Well the exact same problem exists on dapper too as mentioned above I will download his package now and begin investigation...
EDIT:
Ok I think it is a serious problem, however I had luck and could find some things out.
I startet the PB code with the Debugger, all works well until one clicks a button, then the Debugger show a Memory access violation at the end of the procedure. I know nothing about gtk and have never used it howeverr I suspected that the callbacks are called by the signal handlers
Code: Select all
g_signal_connect_object_( *toolbutton1, "clicked",@on_toolbutton1_clicked(),#Null, #Null);
so I removed all of the signal connects and ran again now I couldn crahsh it, so I enabled the first one and added a few simple commands to it and a CallDebugger in the beginning. This showed that the commands are run, and it crashes only at the ProcedureReturn.
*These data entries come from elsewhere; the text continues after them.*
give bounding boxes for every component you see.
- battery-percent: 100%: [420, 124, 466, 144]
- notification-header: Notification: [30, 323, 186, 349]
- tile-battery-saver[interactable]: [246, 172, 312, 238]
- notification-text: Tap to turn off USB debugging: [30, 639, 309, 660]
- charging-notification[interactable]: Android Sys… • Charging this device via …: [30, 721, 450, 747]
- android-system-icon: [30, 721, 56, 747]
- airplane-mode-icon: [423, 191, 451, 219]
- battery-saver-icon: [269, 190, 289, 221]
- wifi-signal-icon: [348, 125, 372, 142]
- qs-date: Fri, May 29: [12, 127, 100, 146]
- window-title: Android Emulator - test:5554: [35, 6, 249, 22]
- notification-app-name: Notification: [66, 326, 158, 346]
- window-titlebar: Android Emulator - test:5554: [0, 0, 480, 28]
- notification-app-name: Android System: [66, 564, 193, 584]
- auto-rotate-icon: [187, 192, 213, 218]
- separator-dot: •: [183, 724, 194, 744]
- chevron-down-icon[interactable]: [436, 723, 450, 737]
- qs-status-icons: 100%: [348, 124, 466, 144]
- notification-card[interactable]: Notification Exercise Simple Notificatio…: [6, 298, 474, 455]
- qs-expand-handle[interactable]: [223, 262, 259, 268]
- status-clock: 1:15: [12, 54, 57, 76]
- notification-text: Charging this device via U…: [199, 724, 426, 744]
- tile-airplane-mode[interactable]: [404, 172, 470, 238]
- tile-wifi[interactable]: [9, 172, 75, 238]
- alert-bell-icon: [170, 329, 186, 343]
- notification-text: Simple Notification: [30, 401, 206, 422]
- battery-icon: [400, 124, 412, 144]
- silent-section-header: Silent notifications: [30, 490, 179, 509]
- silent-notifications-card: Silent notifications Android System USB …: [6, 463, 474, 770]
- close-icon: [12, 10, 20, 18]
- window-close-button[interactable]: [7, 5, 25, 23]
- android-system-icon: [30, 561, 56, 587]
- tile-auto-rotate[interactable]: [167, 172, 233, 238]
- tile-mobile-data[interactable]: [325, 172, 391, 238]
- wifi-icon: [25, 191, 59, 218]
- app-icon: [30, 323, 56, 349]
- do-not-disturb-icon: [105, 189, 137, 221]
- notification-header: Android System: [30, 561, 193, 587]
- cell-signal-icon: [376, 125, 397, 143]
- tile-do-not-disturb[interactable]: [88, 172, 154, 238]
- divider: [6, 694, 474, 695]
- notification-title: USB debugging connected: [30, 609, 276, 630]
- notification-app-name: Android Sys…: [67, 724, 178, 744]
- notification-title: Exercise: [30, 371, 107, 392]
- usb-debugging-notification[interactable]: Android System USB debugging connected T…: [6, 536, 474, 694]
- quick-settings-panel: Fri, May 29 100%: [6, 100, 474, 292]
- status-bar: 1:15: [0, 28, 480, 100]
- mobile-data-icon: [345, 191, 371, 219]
Though I know very little ASM I suspected that ProcedureReturn uses the assembler "ret" menemonic so I added !ret between the commands and this lead to:
Code: Select all
Procedure on_toolbutton1_clicked (toolbutton,user_data)
;Your code here
CallDebugger
a.l=10
b.l=20
Debug a+b
Debug b-a
!inc eax
debug a*b
!ret
c.l=10
d.l=20
Debug c+d
EndProcedure
Again stepping through this part of the code showed that it is now crashing at the !ret instruction. This leads to the conclusion that the problem is that the processor doesn't know where to jump when a ret happens. As I said I know nothing about asm, but I suspect that it has to do with how the procedure is called, as far as I know this is called the calling convention and it seems that different GTK versions use different calling conventions. And that PB is using a different one. I will now try to declare the callback as ProcedureC and report wether this solves the problem...
I hope this news may help you walker or maybe even Fred, since he might run into the same problem.